RØDE is facing a legal battle in the U.S. after Zaxcom filed a legal claim for infringements of its patents. The claim relates to some of the RØDE wireless microphone systems.
What has Zaxcom done?
On October 31st, Zaxcom filed a claim for patent infringement against RØDE in Delaware. The documents were filed in Delaware because that is where RØDE operates in the U.S. Zaxcom is also suing Freedman Electronics Pty Ltd as a codefendant. Freedman Electronics is the Australian parent company of RØDE in the U.S.

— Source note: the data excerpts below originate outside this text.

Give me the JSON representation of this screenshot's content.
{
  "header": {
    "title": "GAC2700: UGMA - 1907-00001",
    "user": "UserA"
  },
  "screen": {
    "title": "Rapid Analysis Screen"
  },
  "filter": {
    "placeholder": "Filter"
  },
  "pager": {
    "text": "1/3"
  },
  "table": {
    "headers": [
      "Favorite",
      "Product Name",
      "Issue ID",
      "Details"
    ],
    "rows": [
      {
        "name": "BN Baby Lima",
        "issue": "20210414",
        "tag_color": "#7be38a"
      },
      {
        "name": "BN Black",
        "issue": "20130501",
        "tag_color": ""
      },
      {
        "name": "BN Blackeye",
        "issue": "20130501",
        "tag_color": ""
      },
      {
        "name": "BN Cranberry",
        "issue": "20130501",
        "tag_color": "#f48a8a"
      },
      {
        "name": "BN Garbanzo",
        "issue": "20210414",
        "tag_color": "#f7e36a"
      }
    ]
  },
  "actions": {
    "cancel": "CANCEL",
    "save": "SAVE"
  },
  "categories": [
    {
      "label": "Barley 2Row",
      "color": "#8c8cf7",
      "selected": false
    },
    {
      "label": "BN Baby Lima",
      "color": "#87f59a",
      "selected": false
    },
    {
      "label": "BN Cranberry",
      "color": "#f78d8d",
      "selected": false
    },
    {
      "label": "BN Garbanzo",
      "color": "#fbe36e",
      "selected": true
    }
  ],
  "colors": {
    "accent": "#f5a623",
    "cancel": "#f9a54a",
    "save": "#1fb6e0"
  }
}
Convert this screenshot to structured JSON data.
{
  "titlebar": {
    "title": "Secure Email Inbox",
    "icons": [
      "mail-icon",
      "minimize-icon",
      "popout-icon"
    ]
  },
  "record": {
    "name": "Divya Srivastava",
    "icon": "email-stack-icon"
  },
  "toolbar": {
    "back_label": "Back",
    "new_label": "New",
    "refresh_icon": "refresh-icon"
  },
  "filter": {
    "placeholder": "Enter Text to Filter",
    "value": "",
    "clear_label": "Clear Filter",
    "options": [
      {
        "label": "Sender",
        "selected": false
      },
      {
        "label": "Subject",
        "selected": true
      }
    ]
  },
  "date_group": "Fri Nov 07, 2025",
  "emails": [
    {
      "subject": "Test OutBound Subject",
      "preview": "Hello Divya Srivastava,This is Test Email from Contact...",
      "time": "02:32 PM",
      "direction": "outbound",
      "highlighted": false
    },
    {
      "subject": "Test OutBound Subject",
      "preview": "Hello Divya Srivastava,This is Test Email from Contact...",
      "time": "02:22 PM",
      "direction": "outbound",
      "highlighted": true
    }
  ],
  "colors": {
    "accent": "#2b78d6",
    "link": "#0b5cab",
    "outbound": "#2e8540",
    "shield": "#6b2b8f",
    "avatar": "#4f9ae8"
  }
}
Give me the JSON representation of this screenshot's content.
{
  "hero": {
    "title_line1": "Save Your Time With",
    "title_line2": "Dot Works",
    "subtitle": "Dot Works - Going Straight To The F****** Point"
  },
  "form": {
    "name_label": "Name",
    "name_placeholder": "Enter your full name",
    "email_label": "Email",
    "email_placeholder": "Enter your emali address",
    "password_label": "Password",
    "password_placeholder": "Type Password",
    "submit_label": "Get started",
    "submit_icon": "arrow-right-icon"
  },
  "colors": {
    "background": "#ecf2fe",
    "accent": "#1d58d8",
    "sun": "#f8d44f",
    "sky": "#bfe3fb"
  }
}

What do Zaxcom’s patents cover?
Zaxcom holds several patents related to virtual wireless multitrack recording systems. The earliest of these was filed in 2010 and lasts until 2030. These patents protect wireless systems that “allow locally generated audio to be both locally and remotely recorded with timestamp data.” This means a wireless audio system where the transmitter packs can record audio and send it to a remote receiver. It also covers timecoded recordings made by the transmitters.

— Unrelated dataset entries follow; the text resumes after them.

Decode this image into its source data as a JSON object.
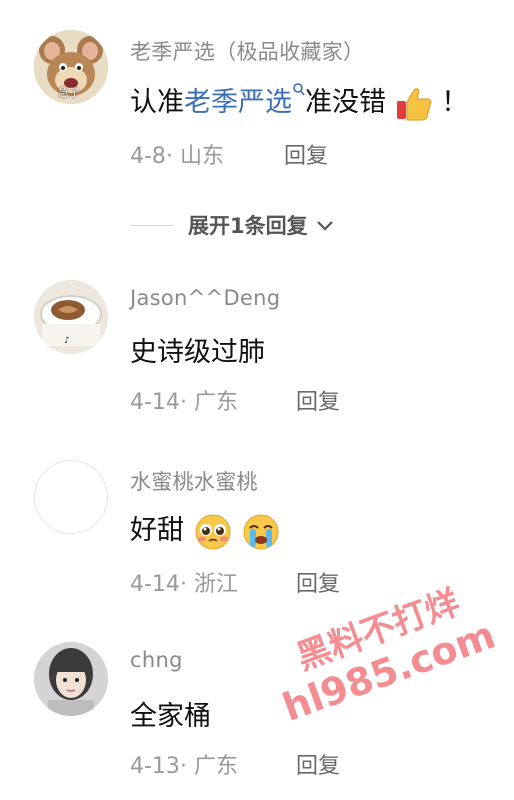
{
  "comments": [
    {
      "username": "老季严选（极品收藏家）",
      "content_prefix": "认准",
      "content_link": "老季严选",
      "content_suffix": "准没错",
      "content_end": "！",
      "date": "4-8",
      "location": "山东",
      "reply_label": "回复",
      "avatar_icon": "cartoon-mouse-icon",
      "avatar_caption": "急了",
      "emojis": [
        "thumbs-up-icon"
      ]
    },
    {
      "username": "Jason^^Deng",
      "content": "史诗级过肺",
      "date": "4-14",
      "location": "广东",
      "reply_label": "回复",
      "avatar_icon": "latte-cup-icon"
    },
    {
      "username": "水蜜桃水蜜桃",
      "content": "好甜",
      "date": "4-14",
      "location": "浙江",
      "reply_label": "回复",
      "avatar_icon": "empty-avatar-icon",
      "emojis": [
        "pleading-face-icon",
        "crying-face-icon"
      ]
    },
    {
      "username": "chng",
      "content": "全家桶",
      "date": "4-13",
      "location": "广东",
      "reply_label": "回复",
      "avatar_icon": "person-photo-icon"
    }
  ],
  "expand_replies": {
    "label": "展开1条回复"
  },
  "watermark": {
    "line1": "黑料不打烊",
    "line2": "hl985.com"
  },
  "colors": {
    "link": "#3b6fb6",
    "meta": "#9a9a9a",
    "watermark": "#eb2d37"
  }
}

Which RØDE products are affected?
Zaxcom alleges RØDE has infringed several of its patents “by using, selling, and/or offering for sale certain electronic audio equipment.” The claim also specifically cites the RØDE Wireless Go II and RØDE Wireless Pro wireless microphone systems as examples of the infringing products. In addition, Zaxcom sent cease and desist letters to RØDE in March 2021 and August 2023.
What does Zaxcom want?
The claim asks the court to issue an injunction prohibiting the sale and distribution of the Wireless Go II and Wireless Pro. The company has also asked for an order requiring RØDE to give any infringing products to the court for destruction. In addition, Zaxcom wants damages to compensate the company for its losses and as a punishment for RØDE, along with all of its legal costs.

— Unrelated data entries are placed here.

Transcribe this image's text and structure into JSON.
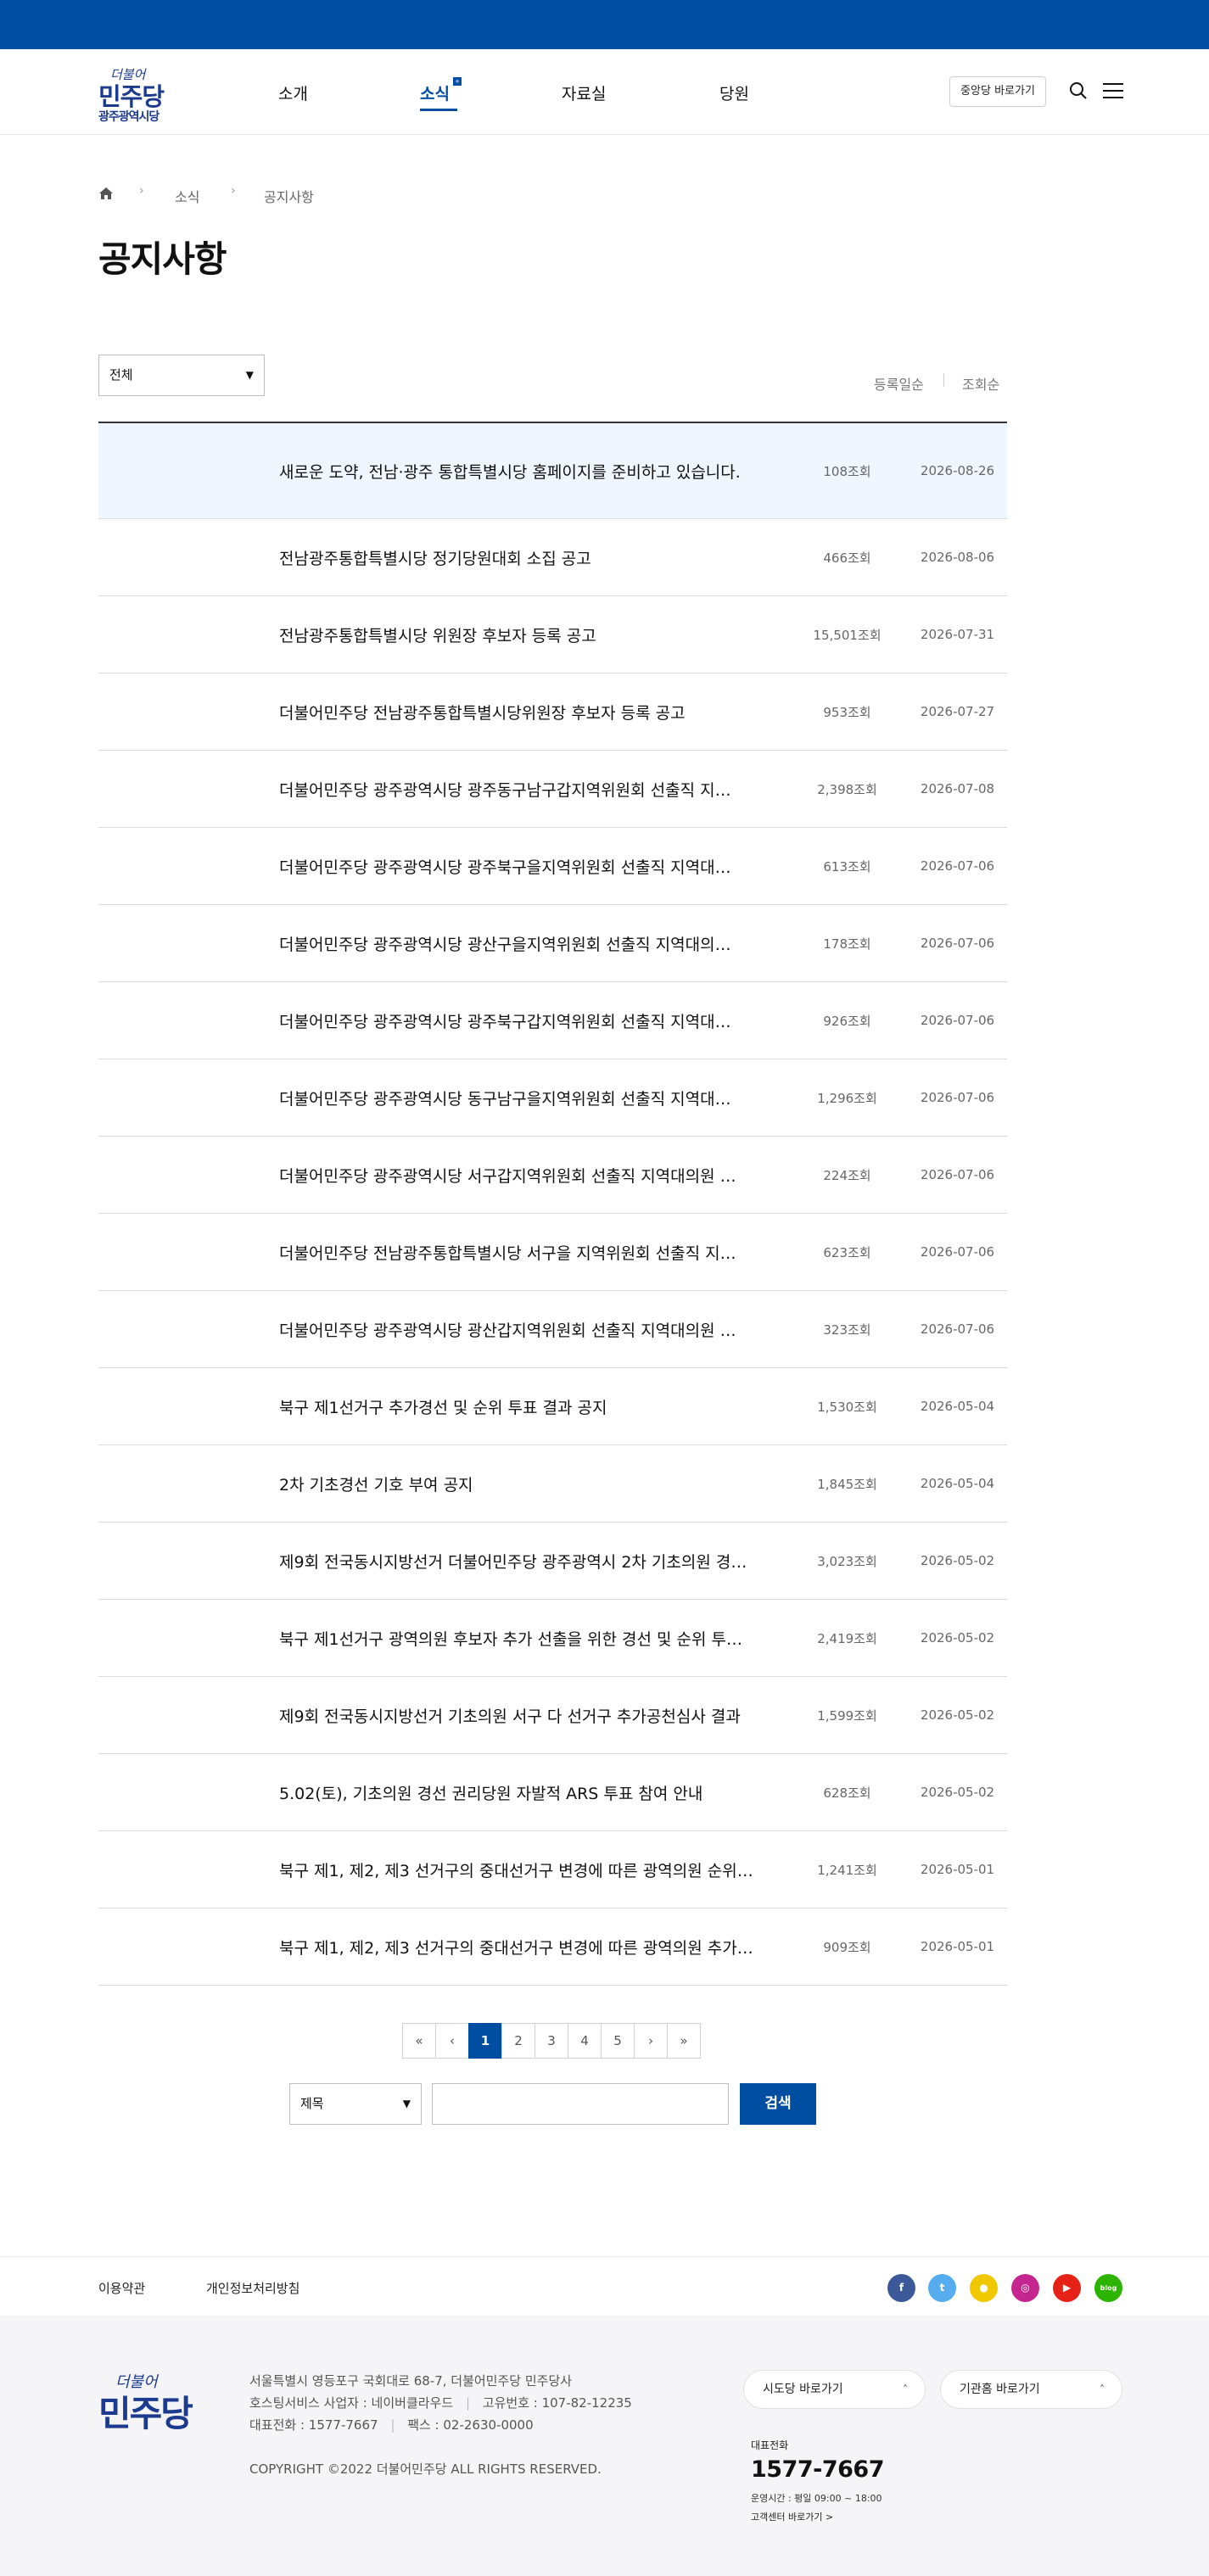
{
  "header": {
    "logo_script": "더불어",
    "logo_main": "민주당",
    "logo_sub": "광주광역시당",
    "nav": [
      {
        "label": "소개"
      },
      {
        "label": "소식"
      },
      {
        "label": "자료실"
      },
      {
        "label": "당원"
      }
    ],
    "hq_button": "중앙당 바로가기",
    "icons": {
      "search": "search-icon",
      "menu": "hamburger-menu-icon",
      "home": "home-icon"
    }
  },
  "breadcrumb": {
    "items": [
      "소식",
      "공지사항"
    ],
    "separator": "›"
  },
  "page_title": "공지사항",
  "filter": {
    "selected": "전체",
    "arrow": "▼"
  },
  "sort": {
    "by_date": "등록일순",
    "by_views": "조회순"
  },
  "notices": [
    {
      "title": "새로운 도약, 전남·광주 통합특별시당 홈페이지를 준비하고 있습니다.",
      "views": "108조회",
      "date": "2026-08-26"
    },
    {
      "title": "전남광주통합특별시당 정기당원대회 소집 공고",
      "views": "466조회",
      "date": "2026-08-06"
    },
    {
      "title": "전남광주통합특별시당 위원장 후보자 등록 공고",
      "views": "15,501조회",
      "date": "2026-07-31"
    },
    {
      "title": "더불어민주당 전남광주통합특별시당위원장 후보자 등록 공고",
      "views": "953조회",
      "date": "2026-07-27"
    },
    {
      "title": "더불어민주당 광주광역시당 광주동구남구갑지역위원회 선출직 지…",
      "views": "2,398조회",
      "date": "2026-07-08"
    },
    {
      "title": "더불어민주당 광주광역시당 광주북구을지역위원회 선출직 지역대…",
      "views": "613조회",
      "date": "2026-07-06"
    },
    {
      "title": "더불어민주당 광주광역시당 광산구을지역위원회 선출직 지역대의…",
      "views": "178조회",
      "date": "2026-07-06"
    },
    {
      "title": "더불어민주당 광주광역시당 광주북구갑지역위원회 선출직 지역대…",
      "views": "926조회",
      "date": "2026-07-06"
    },
    {
      "title": "더불어민주당 광주광역시당 동구남구을지역위원회 선출직 지역대…",
      "views": "1,296조회",
      "date": "2026-07-06"
    },
    {
      "title": "더불어민주당 광주광역시당 서구갑지역위원회 선출직 지역대의원 …",
      "views": "224조회",
      "date": "2026-07-06"
    },
    {
      "title": "더불어민주당 전남광주통합특별시당 서구을 지역위원회 선출직 지…",
      "views": "623조회",
      "date": "2026-07-06"
    },
    {
      "title": "더불어민주당 광주광역시당 광산갑지역위원회 선출직 지역대의원 …",
      "views": "323조회",
      "date": "2026-07-06"
    },
    {
      "title": "북구 제1선거구 추가경선 및 순위 투표 결과 공지",
      "views": "1,530조회",
      "date": "2026-05-04"
    },
    {
      "title": "2차 기초경선 기호 부여 공지",
      "views": "1,845조회",
      "date": "2026-05-04"
    },
    {
      "title": "제9회 전국동시지방선거 더불어민주당 광주광역시 2차 기초의원 경…",
      "views": "3,023조회",
      "date": "2026-05-02"
    },
    {
      "title": "북구 제1선거구 광역의원 후보자 추가 선출을 위한 경선 및 순위 투…",
      "views": "2,419조회",
      "date": "2026-05-02"
    },
    {
      "title": "제9회 전국동시지방선거 기초의원 서구 다 선거구 추가공천심사 결과",
      "views": "1,599조회",
      "date": "2026-05-02"
    },
    {
      "title": "5.02(토), 기초의원 경선 권리당원 자발적 ARS 투표 참여 안내",
      "views": "628조회",
      "date": "2026-05-02"
    },
    {
      "title": "북구 제1, 제2, 제3 선거구의 중대선거구 변경에 따른 광역의원 순위…",
      "views": "1,241조회",
      "date": "2026-05-01"
    },
    {
      "title": "북구 제1, 제2, 제3 선거구의 중대선거구 변경에 따른 광역의원 추가…",
      "views": "909조회",
      "date": "2026-05-01"
    }
  ],
  "pagination": {
    "first": "«",
    "prev": "‹",
    "next": "›",
    "last": "»",
    "pages": [
      "1",
      "2",
      "3",
      "4",
      "5"
    ],
    "current": "1"
  },
  "search": {
    "field_selected": "제목",
    "arrow": "▼",
    "input_value": "",
    "button": "검색"
  },
  "footer": {
    "links": [
      "이용약관",
      "개인정보처리방침"
    ],
    "sns": [
      {
        "name": "facebook-icon",
        "glyph": "f",
        "color": "#3b5998"
      },
      {
        "name": "twitter-icon",
        "glyph": "t",
        "color": "#55acee"
      },
      {
        "name": "kakaotalk-icon",
        "glyph": "●",
        "color": "#f0c800"
      },
      {
        "name": "instagram-icon",
        "glyph": "◎",
        "color": "#c4258f"
      },
      {
        "name": "youtube-icon",
        "glyph": "▶",
        "color": "#e62117"
      },
      {
        "name": "blog-icon",
        "glyph": "blog",
        "color": "#2db400"
      }
    ],
    "logo_script": "더불어",
    "logo_main": "민주당",
    "address": "서울특별시 영등포구 국회대로 68-7, 더불어민주당 민주당사",
    "hosting": "호스팅서비스 사업자 : 네이버클라우드",
    "reg_no": "고유번호 : 107-82-12235",
    "main_tel": "대표전화 : 1577-7667",
    "fax": "팩스 : 02-2630-0000",
    "copyright": "COPYRIGHT ©2022 더불어민주당 ALL RIGHTS RESERVED.",
    "dropdowns": [
      "시도당 바로가기",
      "기관홈 바로가기"
    ],
    "dropdown_arrow": "˄",
    "tel_label": "대표전화",
    "tel": "1577-7667",
    "hours": "운영시간 : 평일 09:00 ~ 18:00",
    "center_link": "고객센터 바로가기 >"
  },
  "colors": {
    "primary": "#004ea2",
    "highlight_row": "#f0f6fd",
    "logo": "#1c3b8f"
  }
}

Zaxcom has requested that its legal claim be decided by a jury trial. This will presumably take some time to arrange, especially as one of the defendants is based in Australia. At the time of writing, RØDE hasn’t issued a statement or response to being sued. However, the Zaxcom patent only covers the U.S., so sales of Wireless Go II and Wireless Pro anywhere else in the world are unaffected by the legal action.
What we think
Zaxcom has strongly defended its patents in the past. Therefore, it’s surprising that RØDE decided to sell products that appear to infringe them. Previously, Deity had to license the use of Zaxcom’s patents to sell its Connect UHF Wireless systems in the U.S. However, RØDE has had two years since the initial cease and desist letter to negotiate an agreement with Zaxcom. The Wireless Go II and Wireless Pro are great microphone systems, so it would be a shame if they disappeared from the U.S. Hopefully, Zaxcom and RØDE can come to a compromise that keeps both companies happy.